Disney animator Glen Keane says the 'Beauty and the Beast' remake perfected a scene he had trouble creating
- Disney legend Glen Keane animated some of the studio's most beloved characters, including the Beast, Ariel, and Aladdin.
- Keane said 2017's "Beauty and the Beast" remake nailed one moment he had difficulty animating — when the Beast finally makes the decision to let Belle go and check on her ailing father.
- "All I can say is, you're always learning. And if I had the chance to do it again, I'd do it just like he did it," Keane said of Dan Stevens, who played the Beast in the remake.
- Insider also asked Keane what he thought of Disney's many live-action remakes.
- He said they shouldn't just be copies, but should add more to the original, such as 2016's "The Jungle Book."
Former Disney animator Glen Keane helped bring some of the most beloved and memorable characters to life, including Aladdin, Ariel in "The Little Mermaid" and the Beast in "Beauty and the Beast."
And although Keane wouldn't say how he felt about Disney's 2017 live-action "Beauty and the Beast," he did share that the live-action interpretation perfected a pivotal moment in the film that he struggled to animate in the 1991 classic.
Both films follow Prince Adam, who has been turned into a Beast by an enchantress. If he's not able to find true love before the final petal on an enchanted rose falls on his 21st birthday, he'll remain an animal.
Still, a few months before his time is up, he imprisons a young woman, Belle, in his castle, hoping that she can break the spell. He never tells her about the curse.
Over time, she slowly warms up to the Beast and takes a liking to him and his staff, who were also turned into inanimate objects due to the spell. But late in the film, Belle learns her father has fallen ill back home. The Beast grapples with whether or not she should stay.
"I never got it. It's where Beast has to decide to let Belle go free, to go home without telling her that he will remain a beast forever if they don't fall in love," Keane recalled. "It's him looking at the flower and there's just one petal left there and he struggles with it. He's trying to make that decision to let her go."
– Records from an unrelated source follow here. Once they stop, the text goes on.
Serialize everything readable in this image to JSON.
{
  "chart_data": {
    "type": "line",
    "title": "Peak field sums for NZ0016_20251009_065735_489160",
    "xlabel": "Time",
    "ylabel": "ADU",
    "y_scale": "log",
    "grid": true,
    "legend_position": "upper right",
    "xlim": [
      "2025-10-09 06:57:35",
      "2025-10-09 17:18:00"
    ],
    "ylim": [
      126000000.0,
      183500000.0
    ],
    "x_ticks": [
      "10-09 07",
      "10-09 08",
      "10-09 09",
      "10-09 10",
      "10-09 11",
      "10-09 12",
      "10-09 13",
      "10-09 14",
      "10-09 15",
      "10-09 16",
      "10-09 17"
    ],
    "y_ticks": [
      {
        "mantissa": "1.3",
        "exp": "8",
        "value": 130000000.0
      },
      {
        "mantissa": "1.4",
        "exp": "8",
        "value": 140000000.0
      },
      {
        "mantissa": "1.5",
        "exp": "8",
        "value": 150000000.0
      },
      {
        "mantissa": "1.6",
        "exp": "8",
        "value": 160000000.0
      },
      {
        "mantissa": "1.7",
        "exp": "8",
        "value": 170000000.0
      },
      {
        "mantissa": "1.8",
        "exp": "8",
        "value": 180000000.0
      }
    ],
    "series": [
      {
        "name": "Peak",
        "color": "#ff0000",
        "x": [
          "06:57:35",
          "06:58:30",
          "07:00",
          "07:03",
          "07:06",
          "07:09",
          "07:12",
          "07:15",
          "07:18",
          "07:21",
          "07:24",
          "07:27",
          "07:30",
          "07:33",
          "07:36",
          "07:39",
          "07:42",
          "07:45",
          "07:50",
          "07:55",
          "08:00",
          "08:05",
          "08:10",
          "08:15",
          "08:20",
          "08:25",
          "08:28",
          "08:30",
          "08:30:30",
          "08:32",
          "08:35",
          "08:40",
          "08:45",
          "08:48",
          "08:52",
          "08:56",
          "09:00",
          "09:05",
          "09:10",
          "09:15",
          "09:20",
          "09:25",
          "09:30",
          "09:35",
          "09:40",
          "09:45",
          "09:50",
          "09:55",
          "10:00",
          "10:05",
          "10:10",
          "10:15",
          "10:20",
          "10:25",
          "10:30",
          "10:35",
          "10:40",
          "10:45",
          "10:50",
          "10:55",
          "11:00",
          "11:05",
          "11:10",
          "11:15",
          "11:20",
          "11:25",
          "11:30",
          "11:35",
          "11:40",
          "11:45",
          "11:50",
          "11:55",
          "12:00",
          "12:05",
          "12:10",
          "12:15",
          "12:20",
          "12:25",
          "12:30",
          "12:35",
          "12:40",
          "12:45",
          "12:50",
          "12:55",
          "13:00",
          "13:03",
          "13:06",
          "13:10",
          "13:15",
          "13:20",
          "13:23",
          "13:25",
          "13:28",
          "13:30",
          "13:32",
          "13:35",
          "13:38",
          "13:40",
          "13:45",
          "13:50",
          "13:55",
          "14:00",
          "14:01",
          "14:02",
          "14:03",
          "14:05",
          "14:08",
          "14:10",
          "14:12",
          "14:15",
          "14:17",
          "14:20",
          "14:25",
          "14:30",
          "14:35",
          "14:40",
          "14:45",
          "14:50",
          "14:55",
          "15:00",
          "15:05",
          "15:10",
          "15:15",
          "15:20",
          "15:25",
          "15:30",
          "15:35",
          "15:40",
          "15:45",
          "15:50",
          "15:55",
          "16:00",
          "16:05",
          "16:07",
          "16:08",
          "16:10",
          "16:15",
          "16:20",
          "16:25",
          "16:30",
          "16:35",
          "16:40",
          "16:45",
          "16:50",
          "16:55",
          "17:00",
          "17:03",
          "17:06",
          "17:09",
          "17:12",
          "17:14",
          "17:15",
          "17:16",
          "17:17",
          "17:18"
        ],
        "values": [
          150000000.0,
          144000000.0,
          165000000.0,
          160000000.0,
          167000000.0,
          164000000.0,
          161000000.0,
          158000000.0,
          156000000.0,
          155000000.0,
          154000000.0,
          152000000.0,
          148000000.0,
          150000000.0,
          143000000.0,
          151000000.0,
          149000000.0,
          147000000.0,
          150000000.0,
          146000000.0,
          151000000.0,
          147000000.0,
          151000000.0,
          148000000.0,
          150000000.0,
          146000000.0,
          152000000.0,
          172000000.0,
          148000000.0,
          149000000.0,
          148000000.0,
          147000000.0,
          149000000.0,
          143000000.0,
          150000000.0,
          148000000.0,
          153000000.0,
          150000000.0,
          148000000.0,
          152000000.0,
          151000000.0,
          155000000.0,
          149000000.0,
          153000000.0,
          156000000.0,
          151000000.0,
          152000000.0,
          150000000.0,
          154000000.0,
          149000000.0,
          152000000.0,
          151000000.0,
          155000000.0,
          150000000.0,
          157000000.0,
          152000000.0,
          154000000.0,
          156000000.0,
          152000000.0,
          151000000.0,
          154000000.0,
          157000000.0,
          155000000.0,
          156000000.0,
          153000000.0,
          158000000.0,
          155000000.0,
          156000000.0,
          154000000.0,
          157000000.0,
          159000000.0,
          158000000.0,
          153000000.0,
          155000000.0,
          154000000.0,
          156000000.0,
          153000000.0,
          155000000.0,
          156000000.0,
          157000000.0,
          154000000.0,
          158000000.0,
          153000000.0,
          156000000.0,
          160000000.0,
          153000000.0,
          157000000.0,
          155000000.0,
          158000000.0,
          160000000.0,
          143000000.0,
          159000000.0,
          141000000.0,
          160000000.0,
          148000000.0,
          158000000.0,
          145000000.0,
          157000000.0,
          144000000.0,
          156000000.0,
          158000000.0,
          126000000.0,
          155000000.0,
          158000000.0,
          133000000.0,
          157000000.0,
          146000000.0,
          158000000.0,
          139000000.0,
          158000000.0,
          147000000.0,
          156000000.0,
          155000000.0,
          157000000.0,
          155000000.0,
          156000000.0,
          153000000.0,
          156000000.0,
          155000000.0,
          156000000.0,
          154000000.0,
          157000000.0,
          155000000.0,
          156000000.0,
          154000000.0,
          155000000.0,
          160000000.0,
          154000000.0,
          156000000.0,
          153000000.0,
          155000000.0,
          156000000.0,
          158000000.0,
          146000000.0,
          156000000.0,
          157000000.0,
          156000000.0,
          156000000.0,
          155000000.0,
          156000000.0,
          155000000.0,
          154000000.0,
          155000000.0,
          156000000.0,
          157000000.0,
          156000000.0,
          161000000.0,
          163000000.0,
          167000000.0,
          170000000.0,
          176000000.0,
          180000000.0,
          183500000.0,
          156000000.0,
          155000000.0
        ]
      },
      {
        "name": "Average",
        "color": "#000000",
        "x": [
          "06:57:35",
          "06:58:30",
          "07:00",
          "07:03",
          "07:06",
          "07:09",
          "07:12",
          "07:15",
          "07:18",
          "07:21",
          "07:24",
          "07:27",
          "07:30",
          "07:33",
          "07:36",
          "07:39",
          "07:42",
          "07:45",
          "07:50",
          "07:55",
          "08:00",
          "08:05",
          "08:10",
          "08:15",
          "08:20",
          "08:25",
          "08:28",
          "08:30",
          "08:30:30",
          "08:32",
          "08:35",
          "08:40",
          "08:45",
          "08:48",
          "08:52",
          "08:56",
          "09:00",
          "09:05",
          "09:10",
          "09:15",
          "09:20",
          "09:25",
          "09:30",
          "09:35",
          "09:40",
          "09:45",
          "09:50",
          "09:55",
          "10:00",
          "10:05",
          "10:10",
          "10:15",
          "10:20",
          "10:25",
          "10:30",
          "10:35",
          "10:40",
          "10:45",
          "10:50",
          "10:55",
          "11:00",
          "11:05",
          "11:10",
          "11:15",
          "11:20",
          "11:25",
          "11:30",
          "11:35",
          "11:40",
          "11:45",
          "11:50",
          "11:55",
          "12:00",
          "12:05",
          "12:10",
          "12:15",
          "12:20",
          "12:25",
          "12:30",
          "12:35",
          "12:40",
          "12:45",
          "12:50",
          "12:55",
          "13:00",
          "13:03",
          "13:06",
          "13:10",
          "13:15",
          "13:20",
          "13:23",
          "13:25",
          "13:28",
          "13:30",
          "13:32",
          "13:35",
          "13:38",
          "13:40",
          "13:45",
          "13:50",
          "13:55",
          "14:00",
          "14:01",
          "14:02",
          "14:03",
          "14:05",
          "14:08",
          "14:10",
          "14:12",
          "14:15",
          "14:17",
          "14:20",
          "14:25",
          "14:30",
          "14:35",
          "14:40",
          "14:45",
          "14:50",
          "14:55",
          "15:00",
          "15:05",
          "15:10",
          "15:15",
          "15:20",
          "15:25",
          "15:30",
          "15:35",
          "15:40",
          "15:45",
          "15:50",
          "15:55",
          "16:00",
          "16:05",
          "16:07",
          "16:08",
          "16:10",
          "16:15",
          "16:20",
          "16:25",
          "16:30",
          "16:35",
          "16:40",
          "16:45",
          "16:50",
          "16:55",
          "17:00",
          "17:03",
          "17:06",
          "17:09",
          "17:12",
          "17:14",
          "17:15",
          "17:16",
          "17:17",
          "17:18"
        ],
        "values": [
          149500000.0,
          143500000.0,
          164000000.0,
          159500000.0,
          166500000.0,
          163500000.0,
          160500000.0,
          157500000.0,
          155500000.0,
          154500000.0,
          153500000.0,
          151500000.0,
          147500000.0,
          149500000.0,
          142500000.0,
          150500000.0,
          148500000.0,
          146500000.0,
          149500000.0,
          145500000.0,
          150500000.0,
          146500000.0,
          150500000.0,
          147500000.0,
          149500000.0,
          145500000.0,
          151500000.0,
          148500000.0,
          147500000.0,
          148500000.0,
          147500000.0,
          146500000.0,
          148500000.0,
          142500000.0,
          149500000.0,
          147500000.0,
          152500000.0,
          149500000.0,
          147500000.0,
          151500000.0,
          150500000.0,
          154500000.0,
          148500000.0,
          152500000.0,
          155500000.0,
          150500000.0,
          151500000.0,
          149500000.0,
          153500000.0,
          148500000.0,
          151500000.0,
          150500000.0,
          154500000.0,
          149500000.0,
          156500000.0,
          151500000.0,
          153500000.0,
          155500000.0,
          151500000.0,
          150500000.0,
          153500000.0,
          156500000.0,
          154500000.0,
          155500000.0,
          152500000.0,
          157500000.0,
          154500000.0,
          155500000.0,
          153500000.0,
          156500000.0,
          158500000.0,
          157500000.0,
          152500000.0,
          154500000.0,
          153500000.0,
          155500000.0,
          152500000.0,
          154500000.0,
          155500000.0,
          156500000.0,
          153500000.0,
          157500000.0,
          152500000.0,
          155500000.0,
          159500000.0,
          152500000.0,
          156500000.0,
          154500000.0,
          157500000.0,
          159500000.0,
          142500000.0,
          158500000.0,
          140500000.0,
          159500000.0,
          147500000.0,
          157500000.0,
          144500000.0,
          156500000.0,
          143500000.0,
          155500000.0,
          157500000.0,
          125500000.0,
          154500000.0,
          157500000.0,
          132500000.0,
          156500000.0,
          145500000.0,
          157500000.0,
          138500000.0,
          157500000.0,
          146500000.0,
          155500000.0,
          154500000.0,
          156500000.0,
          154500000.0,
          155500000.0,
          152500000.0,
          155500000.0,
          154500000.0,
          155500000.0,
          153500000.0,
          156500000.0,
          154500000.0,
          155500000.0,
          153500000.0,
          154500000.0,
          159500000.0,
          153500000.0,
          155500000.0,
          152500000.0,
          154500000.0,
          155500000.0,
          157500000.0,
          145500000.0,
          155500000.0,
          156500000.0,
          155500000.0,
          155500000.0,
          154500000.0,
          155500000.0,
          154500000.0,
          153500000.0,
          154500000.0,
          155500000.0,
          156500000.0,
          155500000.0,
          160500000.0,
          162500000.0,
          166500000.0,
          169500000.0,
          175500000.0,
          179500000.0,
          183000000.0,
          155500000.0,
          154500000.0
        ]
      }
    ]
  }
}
"I kept animating him looking at the flower with such intensity, trying to draw the struggle that's going on inside of him and I could never communicate it with the power," Keane admitted of the scene.
When the illustrator watched the 2017 live-action film, starring Dan Stevens as the Beast, he knew exactly how he should have animated the scene.
"At that moment, he doesn't look at the flower," Keane said of Stevens' performance. "He kind of looks up and as soon as he did it, it was like, 'Yes. Oh, it's like a prayer. Why didn't I do that?' It was so much better."
The moment Keane is referring to is so subtle, occurring in mere seconds of the film, that it's one of those things you may not catch. Unless you've worked on one of the movies in great detail, you may not notice it at all.
"All I can say is, you're always learning. And if I had the chance to do it again, I'd do it just like he did it," Keane added.
During his wide-ranging interview with Insider, Keane also shed light on how he feels seeing some of the movies he worked on turned into live-action movies.
"You want to honor those stories by not just copying them, but lifting them," he said. "I thought 'Jungle Book' was such a wonderful live-action version of that movie that respected [the original], but felt very free to play and push it further."
Keane isn't the only former Disney animator to praise Jon Favreau's remake of the 1967 classic. "The Jungle Book" seems to be the favorite remake among former Disney animators. Sergio Pablos ("Klaus") along with Tony and Tom Bancroft ("Mulan") previously praised the 2016 film to Insider. The others? They had stronger opinions on those.
"You just don't want to kill the golden egg; the goose that lays the golden egg," Keane said while promoting his new Netflix movie, "Over the Moon," which is available to stream now.